Composition, the visual arrangement of elements, is the bones of your photo. See how I started with a simple composition and changed it so that it served the story better.
Composition
The concept or “story” of this photo was about a fierce barbarian charging through a door from the perspective of inside a medieval house.
I started the session with a very simple composition: center and fill the frame with a close-up of one minifig. To give the barbarian an even more menacing demeanor than her expression and pose already convey, I positioned the lens slightly lower than her eye level and tilted it up a bit.
![fourbrickstall barbarian alone centered](https://fourbrickstall.com/wp-content/uploads/2024/01/fourbrickstall-barbarian-alone-centered-1024x683.webp)
The photo was ok, but it didn’t give me the feeling that this was a raid on a house. I couldn’t even tell it was a house she was trying to enter.
So I pulled the camera back a few centimeters until the red door of the house came into view. I also slid the background left and right to find a section that would give the viewer a better idea of where this was all happening: a medieval town.
![fourbrickstall barbarian alone](https://fourbrickstall.com/wp-content/uploads/2024/01/fourbrickstall-barbarian-alone-1024x683.webp)
This composition worked a lot better than the first one. But then I thought I should up the action and story by adding another character to the scene. It’s not much of a raid if there’s only one raider.
![LEGO barbarian charging at a door to raid the home.](https://fourbrickstall.com/wp-content/uploads/2024/01/barbarians-at-the-gate-1024x683.webp)
I slid the background again so that there was a window behind the sword that I could then throw light through with a bare flash for dramatic backlighting.
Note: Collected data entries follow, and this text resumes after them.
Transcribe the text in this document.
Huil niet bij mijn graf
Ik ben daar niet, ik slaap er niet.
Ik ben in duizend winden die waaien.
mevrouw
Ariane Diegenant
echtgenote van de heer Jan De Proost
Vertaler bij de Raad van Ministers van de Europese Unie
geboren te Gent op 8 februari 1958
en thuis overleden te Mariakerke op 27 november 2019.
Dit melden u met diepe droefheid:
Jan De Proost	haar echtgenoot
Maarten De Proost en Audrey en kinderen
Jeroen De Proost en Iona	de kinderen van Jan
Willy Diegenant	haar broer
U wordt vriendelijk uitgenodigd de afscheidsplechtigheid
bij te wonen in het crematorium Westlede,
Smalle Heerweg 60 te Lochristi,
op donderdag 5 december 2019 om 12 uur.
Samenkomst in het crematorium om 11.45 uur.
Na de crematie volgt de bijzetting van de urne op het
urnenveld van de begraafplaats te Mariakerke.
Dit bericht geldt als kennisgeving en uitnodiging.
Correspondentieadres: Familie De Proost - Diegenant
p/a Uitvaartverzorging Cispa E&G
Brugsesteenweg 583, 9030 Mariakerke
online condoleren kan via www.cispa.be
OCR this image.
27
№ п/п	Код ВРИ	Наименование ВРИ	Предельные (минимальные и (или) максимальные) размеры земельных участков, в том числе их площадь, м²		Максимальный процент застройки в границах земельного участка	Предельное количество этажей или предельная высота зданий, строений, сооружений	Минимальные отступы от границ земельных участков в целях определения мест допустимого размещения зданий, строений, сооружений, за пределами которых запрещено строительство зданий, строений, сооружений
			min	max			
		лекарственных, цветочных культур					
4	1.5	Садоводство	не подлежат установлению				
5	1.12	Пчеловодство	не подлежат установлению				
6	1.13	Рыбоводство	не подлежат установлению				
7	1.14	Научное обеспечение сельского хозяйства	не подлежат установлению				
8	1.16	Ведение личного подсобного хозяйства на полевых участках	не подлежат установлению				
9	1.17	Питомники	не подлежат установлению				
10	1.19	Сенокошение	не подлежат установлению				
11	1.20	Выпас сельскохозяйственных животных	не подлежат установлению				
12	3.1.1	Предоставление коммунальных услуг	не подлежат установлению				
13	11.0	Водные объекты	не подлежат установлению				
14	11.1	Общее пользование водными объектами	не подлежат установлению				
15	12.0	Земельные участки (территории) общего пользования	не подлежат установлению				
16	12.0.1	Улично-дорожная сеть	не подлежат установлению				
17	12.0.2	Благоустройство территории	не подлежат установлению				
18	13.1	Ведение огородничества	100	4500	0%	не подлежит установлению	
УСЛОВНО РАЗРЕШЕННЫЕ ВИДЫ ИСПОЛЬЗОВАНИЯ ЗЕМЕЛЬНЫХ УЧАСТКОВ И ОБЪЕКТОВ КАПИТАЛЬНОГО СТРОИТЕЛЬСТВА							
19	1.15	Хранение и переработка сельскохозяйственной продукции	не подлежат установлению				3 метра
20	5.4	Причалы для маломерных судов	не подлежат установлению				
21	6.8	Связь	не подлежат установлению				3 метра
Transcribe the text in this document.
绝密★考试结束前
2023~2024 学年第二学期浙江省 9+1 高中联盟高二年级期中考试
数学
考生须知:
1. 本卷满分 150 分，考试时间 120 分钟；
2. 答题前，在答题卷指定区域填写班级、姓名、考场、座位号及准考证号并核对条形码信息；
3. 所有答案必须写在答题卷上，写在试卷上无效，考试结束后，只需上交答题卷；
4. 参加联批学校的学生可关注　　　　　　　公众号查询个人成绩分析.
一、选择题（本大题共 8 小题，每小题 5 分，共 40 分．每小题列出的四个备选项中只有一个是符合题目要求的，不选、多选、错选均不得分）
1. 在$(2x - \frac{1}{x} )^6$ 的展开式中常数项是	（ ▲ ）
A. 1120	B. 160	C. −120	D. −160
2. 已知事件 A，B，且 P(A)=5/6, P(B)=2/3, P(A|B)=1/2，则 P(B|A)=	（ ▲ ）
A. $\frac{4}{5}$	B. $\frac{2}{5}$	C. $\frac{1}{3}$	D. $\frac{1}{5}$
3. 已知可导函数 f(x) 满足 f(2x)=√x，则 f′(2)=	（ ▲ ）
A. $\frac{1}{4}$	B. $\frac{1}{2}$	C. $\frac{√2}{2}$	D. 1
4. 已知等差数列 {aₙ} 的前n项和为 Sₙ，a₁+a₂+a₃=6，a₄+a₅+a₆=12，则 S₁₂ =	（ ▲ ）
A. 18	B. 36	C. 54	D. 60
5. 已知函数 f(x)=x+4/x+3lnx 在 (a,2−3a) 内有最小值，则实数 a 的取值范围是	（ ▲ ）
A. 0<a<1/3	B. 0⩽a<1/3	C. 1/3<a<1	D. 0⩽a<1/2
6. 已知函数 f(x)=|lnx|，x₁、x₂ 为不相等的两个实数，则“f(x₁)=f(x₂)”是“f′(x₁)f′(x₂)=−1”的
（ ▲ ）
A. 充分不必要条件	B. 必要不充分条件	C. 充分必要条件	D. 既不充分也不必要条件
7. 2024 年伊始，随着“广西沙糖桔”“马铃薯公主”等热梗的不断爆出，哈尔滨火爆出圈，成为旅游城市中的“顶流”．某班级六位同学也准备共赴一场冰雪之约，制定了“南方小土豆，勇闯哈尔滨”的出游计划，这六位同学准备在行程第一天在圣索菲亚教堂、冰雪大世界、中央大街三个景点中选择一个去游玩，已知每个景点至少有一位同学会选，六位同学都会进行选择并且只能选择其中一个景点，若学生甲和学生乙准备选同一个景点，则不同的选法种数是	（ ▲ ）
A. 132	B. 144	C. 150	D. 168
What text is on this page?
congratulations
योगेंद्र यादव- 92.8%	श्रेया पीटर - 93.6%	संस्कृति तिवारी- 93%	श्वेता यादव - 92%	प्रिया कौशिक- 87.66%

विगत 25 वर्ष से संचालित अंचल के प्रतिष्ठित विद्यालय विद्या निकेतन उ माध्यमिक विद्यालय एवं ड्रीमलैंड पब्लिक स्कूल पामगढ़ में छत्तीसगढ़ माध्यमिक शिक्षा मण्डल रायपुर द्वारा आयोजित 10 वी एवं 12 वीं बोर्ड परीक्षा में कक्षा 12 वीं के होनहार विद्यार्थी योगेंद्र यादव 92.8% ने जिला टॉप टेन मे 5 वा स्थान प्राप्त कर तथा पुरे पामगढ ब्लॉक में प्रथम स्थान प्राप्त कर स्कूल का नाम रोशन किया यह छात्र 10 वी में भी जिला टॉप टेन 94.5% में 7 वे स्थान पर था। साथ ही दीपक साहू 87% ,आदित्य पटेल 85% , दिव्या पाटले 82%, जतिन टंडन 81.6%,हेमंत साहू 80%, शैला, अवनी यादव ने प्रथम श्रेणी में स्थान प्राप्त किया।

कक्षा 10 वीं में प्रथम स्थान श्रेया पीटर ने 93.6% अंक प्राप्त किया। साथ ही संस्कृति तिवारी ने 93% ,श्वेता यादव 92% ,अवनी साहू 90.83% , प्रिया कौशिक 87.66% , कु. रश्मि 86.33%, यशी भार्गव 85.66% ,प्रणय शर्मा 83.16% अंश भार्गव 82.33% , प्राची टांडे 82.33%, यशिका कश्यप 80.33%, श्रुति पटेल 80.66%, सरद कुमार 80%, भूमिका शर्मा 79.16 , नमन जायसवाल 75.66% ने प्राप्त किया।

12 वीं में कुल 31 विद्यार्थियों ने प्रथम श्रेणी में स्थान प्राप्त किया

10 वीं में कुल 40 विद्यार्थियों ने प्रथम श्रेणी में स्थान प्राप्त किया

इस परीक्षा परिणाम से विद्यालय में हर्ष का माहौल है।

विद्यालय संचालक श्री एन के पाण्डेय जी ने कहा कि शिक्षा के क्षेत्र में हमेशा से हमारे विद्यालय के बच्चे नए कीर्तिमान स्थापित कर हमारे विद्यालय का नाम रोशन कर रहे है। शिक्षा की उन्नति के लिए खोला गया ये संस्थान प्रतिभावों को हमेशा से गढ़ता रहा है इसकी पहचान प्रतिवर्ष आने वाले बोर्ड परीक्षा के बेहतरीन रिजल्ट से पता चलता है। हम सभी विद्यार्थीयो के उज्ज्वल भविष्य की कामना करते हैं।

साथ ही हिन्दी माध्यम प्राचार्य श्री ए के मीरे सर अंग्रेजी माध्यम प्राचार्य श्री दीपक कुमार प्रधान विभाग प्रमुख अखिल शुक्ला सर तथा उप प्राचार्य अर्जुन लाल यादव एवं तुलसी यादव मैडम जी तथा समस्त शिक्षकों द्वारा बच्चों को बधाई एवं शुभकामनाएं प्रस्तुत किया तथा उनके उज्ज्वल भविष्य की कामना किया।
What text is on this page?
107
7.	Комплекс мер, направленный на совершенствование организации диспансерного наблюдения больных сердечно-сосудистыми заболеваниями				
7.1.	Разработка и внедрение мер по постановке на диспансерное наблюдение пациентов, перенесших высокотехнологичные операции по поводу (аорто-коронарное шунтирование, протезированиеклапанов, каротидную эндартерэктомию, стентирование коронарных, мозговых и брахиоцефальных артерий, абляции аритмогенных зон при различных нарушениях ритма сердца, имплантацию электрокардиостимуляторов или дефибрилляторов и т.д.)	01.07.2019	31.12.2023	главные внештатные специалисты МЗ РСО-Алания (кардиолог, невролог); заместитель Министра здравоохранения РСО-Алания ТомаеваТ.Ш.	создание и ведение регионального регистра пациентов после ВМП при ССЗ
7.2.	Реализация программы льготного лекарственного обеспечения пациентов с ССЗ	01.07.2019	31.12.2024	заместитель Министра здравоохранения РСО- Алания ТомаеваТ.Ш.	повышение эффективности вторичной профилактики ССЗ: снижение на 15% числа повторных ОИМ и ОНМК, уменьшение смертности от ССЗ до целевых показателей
Then I added the second raiding barbarian in some of the empty space and sprayed a little mist.
![barbarians setup overhead](https://fourbrickstall.com/wp-content/uploads/2024/01/barbarians-setup-overhead-1024x683.webp)
That’s how I ended up with the final composition. Lighting and atmospheric effects add drama, but it’s the composition that sells the whole concept in the first place.
Lighting
For the main light, I had one standard flash with a small softbox overhead to give general illumination to the scene. I placed a bare flash camera right at low power to lift shadows, and another bare flash behind Galen’s Row to backlight the sword through a window.
![barbarian lighting](https://fourbrickstall.com/wp-content/uploads/2024/01/barbarian-lighting-819x1024.webp)
![barbarian backlight flash](https://fourbrickstall.com/wp-content/uploads/2024/01/barbarian-backlight-flash-1024x855.png)
Editing
I changed the color temperature of the photos in Lightroom to make them a cooler blue. I also increased the exposure on the main subject by about half a stop using a mask since I didn’t get enough light on her with the key light.
![Left Image](https://fourbrickstall.com/wp-content/uploads/2024/01/barbarians-at-the-gate-jpg.webp)
![Right Image](https://fourbrickstall.com/wp-content/uploads/2024/01/fourbrickstall-barbarian-warm-jpg.webp)
Lastly, I added a slight vignette because I like the edges just a bit darker.
And that’s how I got the shot.
Thanks for the break down! I enjoy these so much, they really make me wish I wasn’t in the middle of a project so I could just go and take some photos of my minifigs. xD
I’ll do more breakdowns in the future. Perhaps with some graphic overlays as well. Thanks for reading!